She is the goddess of beauty and love, but her role cannot be identified with the one of the Greek Aphrodite or the Roman Venus. She was portrayed in many figures but the most typical of her representations is a figure of young woman wearing the characteristic Hathor-wig and cow-ears. Usually she carries the sun disk between her ears or horns. Her iconography often got mixed with the one of Isis.

The goddess represents even the martial aspect of love, some kind of overwhelming emotional dimension: when Ra got angry with mankind, he commanded Hathor to destroy the people. The goddess was so enthusiastic to complete her work that Ra – after changing his mind about the destiny of those pitiful creatures – had to turn to a trick in order to stop her.

She is both wife and mother of Horus (her name – Hut-hor – means: The House of Horus). It is accepted, however strange in the Egyptian mythology that these two functions can be fulfilled simultaneously. What more, the fact that Horus is the son of Isis and Osiris did not contradict the above relations. We have to consider the Egyptian religion neither consistent nor logical.

Once a year Hathor goes on honeymoon with Horus. From her sanctuary at Dendarah, the statue of the goddess (which is considered equal to the deity herself) was taken to Edfu, to the temple of Horus where they can love each other for two weeks. 14 days a year – no surprise that they did not got bored of each other for millennia. :-)

Hathor in a shape of cow, feeds Thutmosis III. Relief of the Hatshepsut's mortuary temple (18th dynasty) - © 1999 Born 2B Wide

This scene is from Hatshepsut's mortuary temple. It pictures Hathor as a cow,
feeding the pharaoh, presumably Thutmosis III with her milk.

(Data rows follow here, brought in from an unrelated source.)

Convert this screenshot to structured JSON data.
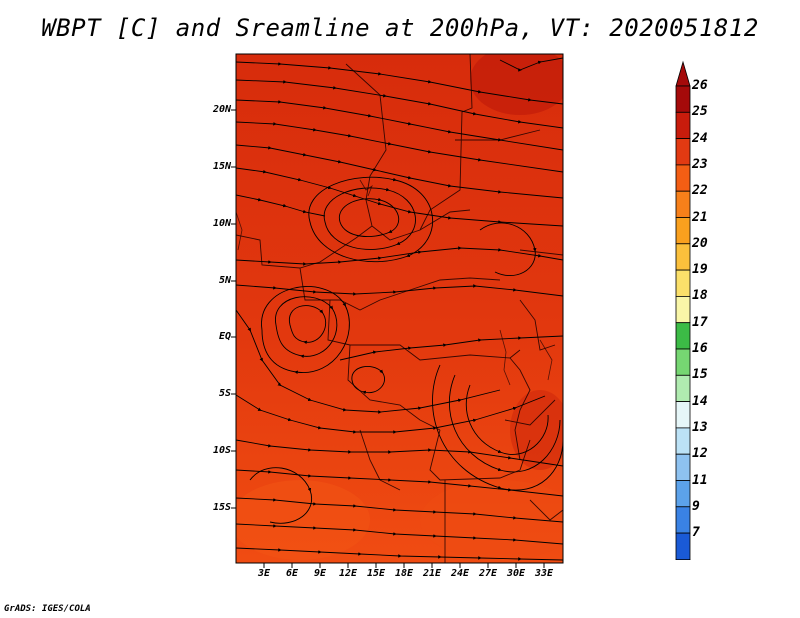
{
  "title": "WBPT [C] and Sreamline at 200hPa, VT: 2020051812",
  "credit": "GrADS: IGES/COLA",
  "map": {
    "lat_ticks": [
      "20N",
      "15N",
      "10N",
      "5N",
      "EQ",
      "5S",
      "10S",
      "15S"
    ],
    "lon_ticks": [
      "3E",
      "6E",
      "9E",
      "12E",
      "15E",
      "18E",
      "21E",
      "24E",
      "27E",
      "30E",
      "33E"
    ],
    "lon_range": [
      0,
      35
    ],
    "lat_range": [
      -20,
      24
    ],
    "field_colors": {
      "dominant": "#e03010",
      "north": "#d42a0c",
      "south": "#f04a12",
      "hot": "#c01c08"
    }
  },
  "colorbar": {
    "levels": [
      "26",
      "25",
      "24",
      "23",
      "22",
      "21",
      "20",
      "19",
      "18",
      "17",
      "16",
      "15",
      "14",
      "13",
      "12",
      "11",
      "9",
      "7"
    ],
    "colors": [
      "#a50a0a",
      "#c81c0c",
      "#e23a12",
      "#f35e14",
      "#f7801a",
      "#f9a01e",
      "#fbc03c",
      "#fbe06a",
      "#f9f6a8",
      "#3cbb46",
      "#76d672",
      "#b0ebb0",
      "#e6f6f8",
      "#bce2f6",
      "#8ec2f0",
      "#5ca2ea",
      "#3a82e4",
      "#1a5ad6"
    ],
    "top_arrow_color": "#a50a0a",
    "bottom_arrow_color": "#1a5ad6"
  }
}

Hathor-headed columns at Deir-el-Bahri, in Hathor chapel of Hatshepsut's mortuary temple (18th dynasty) - © 1995 Born 2B Wide

The Hathor-headed columns are typical to Hathor temples, from the New Kingdom all the way to Ptolemaic ages.

Rameses III presents offering to Hathor at Medinet Habu (19th dynasty) - © 1999 Born 2B Wide

We often see Hathor as a beautiful woman (even by our taste) wearing crown with cow horns and sun disk.

Hathor temple of Dendarah (Ptolemaic age) - © Photo and graphics by Born 2B Wide

The Hathor temple of Dendarah, with its Hathor-headed columns in the hypostyle hall,
is one of the finest Ptolemaic temple. The faces of the columns were later intentionally mutilated
because the Islam forbids the human presentation.